Based on the information provided, here are some potential innovations that could improve access to maternal health in the context of Gicumbi district, Rwanda:

1. Mobile Health (mHealth) Solutions: Implementing mobile health technologies, such as text messaging or mobile apps, to provide pregnant women and new mothers with important health information, reminders for prenatal and postnatal care appointments, and access to teleconsultations with healthcare providers.

2. Community Health Worker (CHW) Training and Support: Strengthening the capacity of community health workers through training programs and ongoing support to ensure they can effectively provide maternal health services, including antenatal care, postnatal care, and nutrition counseling.

3. Maternal Health Vouchers: Introducing a voucher system that provides pregnant women with access to essential maternal health services, including antenatal care visits, skilled birth attendance, and postnatal care, regardless of their ability to pay.

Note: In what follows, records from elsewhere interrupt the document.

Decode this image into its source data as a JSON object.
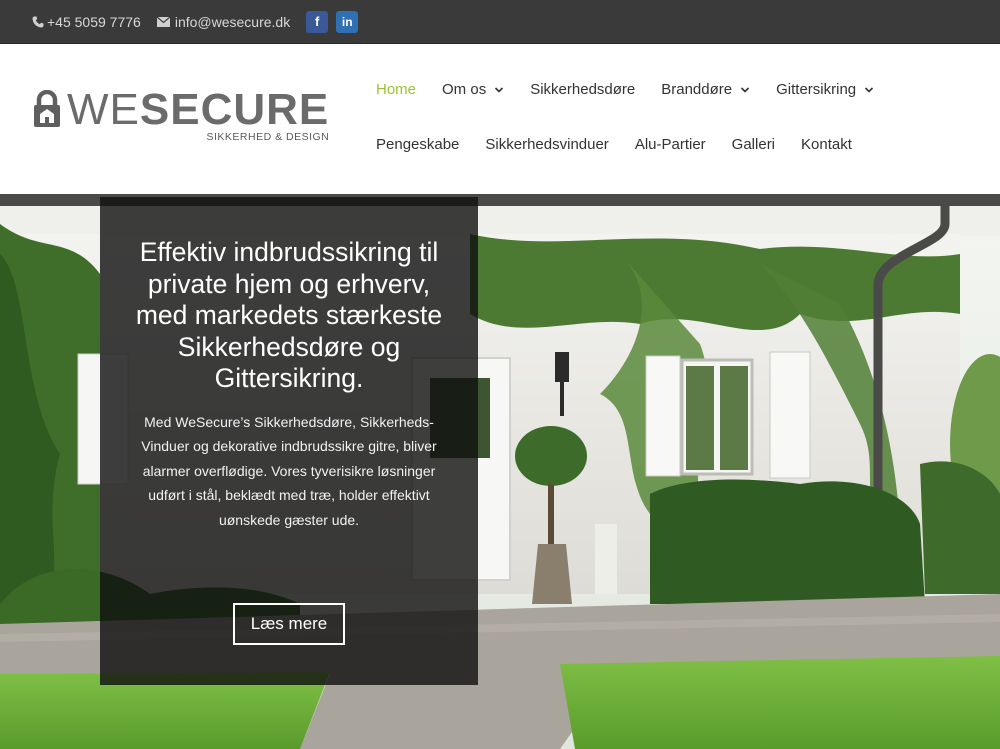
{
  "topbar": {
    "phone": "+45 5059 7776",
    "email": "info@wesecure.dk",
    "icons": [
      "phone-icon",
      "mail-icon",
      "facebook-icon",
      "linkedin-icon"
    ],
    "facebook_glyph": "f",
    "linkedin_glyph": "in"
  },
  "logo": {
    "word1": "WE",
    "word2": "SECURE",
    "tagline": "SIKKERHED & DESIGN"
  },
  "nav": {
    "row1": [
      {
        "label": "Home",
        "active": true,
        "dropdown": false
      },
      {
        "label": "Om os",
        "active": false,
        "dropdown": true
      },
      {
        "label": "Sikkerhedsdøre",
        "active": false,
        "dropdown": false
      },
      {
        "label": "Branddøre",
        "active": false,
        "dropdown": true
      },
      {
        "label": "Gittersikring",
        "active": false,
        "dropdown": true
      }
    ],
    "row2": [
      {
        "label": "Pengeskabe"
      },
      {
        "label": "Sikkerhedsvinduer"
      },
      {
        "label": "Alu-Partier"
      },
      {
        "label": "Galleri"
      },
      {
        "label": "Kontakt"
      }
    ]
  },
  "hero": {
    "headline": "Effektiv indbrudssikring til private hjem og erhverv, med markedets stærkeste Sikkerhedsdøre og Gittersikring.",
    "body": "Med WeSecure’s Sikkerhedsdøre, Sikkerheds-Vinduer og dekorative indbrudssikre gitre, bliver alarmer overflødige. Vores tyverisikre løsninger udført i stål, beklædt med træ, holder effektivt uønskede gæster ude.",
    "button_label": "Læs mere"
  },
  "colors": {
    "topbar": "#3a3a3a",
    "accent": "#9cc233",
    "overlay": "rgba(15,15,15,0.8)"
  }
}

4. Transportation Support: Addressing transportation barriers by providing pregnant women with transportation vouchers or arranging for affordable transportation options to ensure they can access maternal health services, especially in remote areas.

5. Maternity Waiting Homes: Establishing maternity waiting homes near health facilities to accommodate pregnant women who live far away and need to stay closer to the facility in the weeks leading up to their expected delivery date. This can help ensure timely access to skilled birth attendance and emergency obstetric care.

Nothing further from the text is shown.